En France, une contamination de l’eau potable par le chlorure de vinyle monomère inquiète de plus en plus d’experts et de citoyens. Ce gaz, présent dans les canalisations en PVC installées dans les années 1970, est classé cancérogène «certain» depuis 1987. Selon une enquête publiée par La Voix du Nord et Le Nouvel Obs, plusieurs centaines de milliers de personnes y seraient exposées, notamment en Normandie et en Nouvelle-Aquitaine.

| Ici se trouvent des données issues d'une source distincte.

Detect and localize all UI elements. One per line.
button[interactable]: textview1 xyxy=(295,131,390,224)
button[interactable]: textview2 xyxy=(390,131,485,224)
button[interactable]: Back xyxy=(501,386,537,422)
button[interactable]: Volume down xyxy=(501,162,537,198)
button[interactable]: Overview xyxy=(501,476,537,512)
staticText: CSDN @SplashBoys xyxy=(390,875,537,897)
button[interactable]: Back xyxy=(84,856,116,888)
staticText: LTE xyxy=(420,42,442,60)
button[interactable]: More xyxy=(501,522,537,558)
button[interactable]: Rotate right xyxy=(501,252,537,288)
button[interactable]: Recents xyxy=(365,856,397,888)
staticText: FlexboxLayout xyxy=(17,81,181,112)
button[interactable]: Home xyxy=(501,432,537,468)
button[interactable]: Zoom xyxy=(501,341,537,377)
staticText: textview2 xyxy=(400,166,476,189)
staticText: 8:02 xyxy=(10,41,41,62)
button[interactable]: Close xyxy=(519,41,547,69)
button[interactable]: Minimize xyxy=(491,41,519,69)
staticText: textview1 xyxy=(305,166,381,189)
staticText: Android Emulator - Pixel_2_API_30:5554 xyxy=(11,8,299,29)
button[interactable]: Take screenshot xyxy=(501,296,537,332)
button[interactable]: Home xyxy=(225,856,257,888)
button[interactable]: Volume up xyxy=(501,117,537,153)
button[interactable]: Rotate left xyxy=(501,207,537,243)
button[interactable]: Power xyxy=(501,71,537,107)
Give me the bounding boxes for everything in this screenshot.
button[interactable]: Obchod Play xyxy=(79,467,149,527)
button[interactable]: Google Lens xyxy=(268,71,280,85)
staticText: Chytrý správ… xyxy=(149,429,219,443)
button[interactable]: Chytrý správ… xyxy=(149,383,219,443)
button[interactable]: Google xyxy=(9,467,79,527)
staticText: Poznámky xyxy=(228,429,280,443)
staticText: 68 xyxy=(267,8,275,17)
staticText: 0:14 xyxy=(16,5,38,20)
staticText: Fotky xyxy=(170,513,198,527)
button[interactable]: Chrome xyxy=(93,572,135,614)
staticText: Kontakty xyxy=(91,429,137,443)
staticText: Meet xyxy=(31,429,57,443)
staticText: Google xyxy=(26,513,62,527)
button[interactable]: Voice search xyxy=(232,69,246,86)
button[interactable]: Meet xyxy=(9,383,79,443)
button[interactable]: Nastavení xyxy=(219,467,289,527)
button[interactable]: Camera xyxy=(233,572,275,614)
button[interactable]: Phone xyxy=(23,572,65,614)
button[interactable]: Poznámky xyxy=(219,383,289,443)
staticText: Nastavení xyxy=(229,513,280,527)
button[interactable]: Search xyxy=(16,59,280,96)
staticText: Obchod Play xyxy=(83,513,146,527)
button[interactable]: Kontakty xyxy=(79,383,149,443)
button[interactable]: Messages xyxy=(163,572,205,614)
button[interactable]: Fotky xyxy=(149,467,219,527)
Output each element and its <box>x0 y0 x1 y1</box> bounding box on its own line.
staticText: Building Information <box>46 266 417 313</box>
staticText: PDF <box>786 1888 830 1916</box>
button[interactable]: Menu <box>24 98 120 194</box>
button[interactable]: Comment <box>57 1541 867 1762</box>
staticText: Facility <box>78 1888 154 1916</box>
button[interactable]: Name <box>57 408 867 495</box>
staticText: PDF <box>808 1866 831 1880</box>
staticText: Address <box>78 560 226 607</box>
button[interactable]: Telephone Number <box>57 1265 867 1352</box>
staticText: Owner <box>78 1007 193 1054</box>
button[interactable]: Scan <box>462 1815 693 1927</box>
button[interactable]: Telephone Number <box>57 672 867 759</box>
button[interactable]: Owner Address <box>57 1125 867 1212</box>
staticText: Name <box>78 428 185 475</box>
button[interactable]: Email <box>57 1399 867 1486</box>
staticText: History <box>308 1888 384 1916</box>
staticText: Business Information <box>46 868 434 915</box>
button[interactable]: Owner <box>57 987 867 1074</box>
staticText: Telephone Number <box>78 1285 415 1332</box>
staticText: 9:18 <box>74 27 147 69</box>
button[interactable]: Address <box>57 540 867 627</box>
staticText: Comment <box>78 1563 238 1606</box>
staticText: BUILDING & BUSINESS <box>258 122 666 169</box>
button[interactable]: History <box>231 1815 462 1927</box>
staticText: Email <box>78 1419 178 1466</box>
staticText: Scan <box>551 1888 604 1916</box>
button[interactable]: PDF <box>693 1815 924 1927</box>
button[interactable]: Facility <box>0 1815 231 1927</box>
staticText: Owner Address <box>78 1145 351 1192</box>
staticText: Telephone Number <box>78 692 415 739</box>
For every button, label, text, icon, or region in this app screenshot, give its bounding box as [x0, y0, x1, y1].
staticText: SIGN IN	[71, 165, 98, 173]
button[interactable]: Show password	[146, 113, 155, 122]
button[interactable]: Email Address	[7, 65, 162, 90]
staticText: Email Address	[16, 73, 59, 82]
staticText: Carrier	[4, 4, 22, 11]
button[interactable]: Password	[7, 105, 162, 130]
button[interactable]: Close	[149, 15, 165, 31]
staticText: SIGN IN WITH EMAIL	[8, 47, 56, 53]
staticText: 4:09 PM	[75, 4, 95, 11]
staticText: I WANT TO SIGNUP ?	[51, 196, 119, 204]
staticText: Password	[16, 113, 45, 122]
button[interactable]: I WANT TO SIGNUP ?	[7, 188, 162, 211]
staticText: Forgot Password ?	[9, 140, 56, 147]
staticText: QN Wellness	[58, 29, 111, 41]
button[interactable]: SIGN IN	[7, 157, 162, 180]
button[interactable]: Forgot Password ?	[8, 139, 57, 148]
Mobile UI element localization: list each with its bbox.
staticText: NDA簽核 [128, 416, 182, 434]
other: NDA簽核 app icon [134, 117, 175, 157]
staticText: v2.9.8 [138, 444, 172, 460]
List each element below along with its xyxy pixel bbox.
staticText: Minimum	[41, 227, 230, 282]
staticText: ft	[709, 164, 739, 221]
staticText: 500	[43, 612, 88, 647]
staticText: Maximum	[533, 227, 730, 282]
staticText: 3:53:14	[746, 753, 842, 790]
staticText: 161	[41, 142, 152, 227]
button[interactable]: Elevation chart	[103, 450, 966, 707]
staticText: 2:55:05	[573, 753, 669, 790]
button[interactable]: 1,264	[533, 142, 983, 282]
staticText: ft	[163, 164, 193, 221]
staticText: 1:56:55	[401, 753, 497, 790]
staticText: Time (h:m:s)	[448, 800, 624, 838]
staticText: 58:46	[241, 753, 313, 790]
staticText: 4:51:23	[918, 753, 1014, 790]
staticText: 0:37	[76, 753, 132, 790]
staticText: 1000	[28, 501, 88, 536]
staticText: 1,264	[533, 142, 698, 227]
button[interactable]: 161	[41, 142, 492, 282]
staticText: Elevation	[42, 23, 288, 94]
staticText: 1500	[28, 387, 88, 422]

Dans la commune de Châtenoy, dans le Loiret, les habitants ont découvert avec stupeur que l'eau du robinet contenait du CVM à des taux supérieurs à la norme européenne. La situation est d'autant plus préoccupante qu'aucune information ne leur avait été communiquée pendant des années. «Depuis trois ans, et peut-être plus longtemps, notre eau est impropre et dangereuse pour nous et notre fille, mais nous continuons de la payer !» s’indigne Émilie Hue, une habitante de la commune, interrogée par La Voix du Nord. Lassés des promesses de travaux non tenues par le Syndicat intercommunal d’adduction d’eau potable, elle et son mari ont saisi la justice.
Leur avocate, Me Gien, spécialisée en droit de l’environnement, estime que l’État porte une lourde responsabilité dans cette affaire. Dans une déclaration au Nouvel Obs, elle explique que ce recours «vise à faire reconnaître la responsabilité de l’État, les négligences fautives du ministère de la Santé, mais aussi le préjudice des usagers qui se sentent abandonnés». L’avocate souligne que les autorités n’ont jamais respecté la directive européenne de 1998, qui fixe à 0,5 µg/l la valeur maximale de CVM dans l’eau potable. Pourtant, l’État aurait dû se mettre en conformité dès 2003.
Selon Sud Ouest, le chercheur Gaspard Lemaire, enseignant en droit de l’environnement à Sciences Po, qualifie cette situation de «scandale sanitaire majeur». Il a analysé les données des Agences régionales de santé et identifié des dépassements massifs des seuils autorisés, notamment en Dordogne. Un article du journal Le Monde révèle que dans la commune de Val-de-Louyre-et-Caudeau, un taux de CVM 1 400 fois supérieur à la norme a été enregistré en juillet 2022. Entre 2014 et 2023, plus de 6 400 dépassements des seuils de qualité de l’eau ont été recensés dans plusieurs régions françaises.
Face à l’ampleur du problème, le ministère de la Santé admet sur son site officiel que «seuls des travaux sur les canalisations concernées permettent de garantir une conformité durable vis-à-vis du CVM». Pourtant, peu de mesures concrètes ont été mises en place. Sud Ouest indique que, selon différentes sources, entre 15 % et 30 % du réseau d’eau potable français, soit jusqu’à 340 000 km de canalisations, seraient concernés par cette pollution.
Me Gien a lancé une plateforme nationale pour recenser d’autres victimes, probablement présentes partout en France. Plusieurs procédures judiciaires sont en cours, notamment contre des fournisseurs d’eau accusés de ne pas avoir informé les consommateurs et de ne pas avoir distribué une eau potable conforme aux réglementations.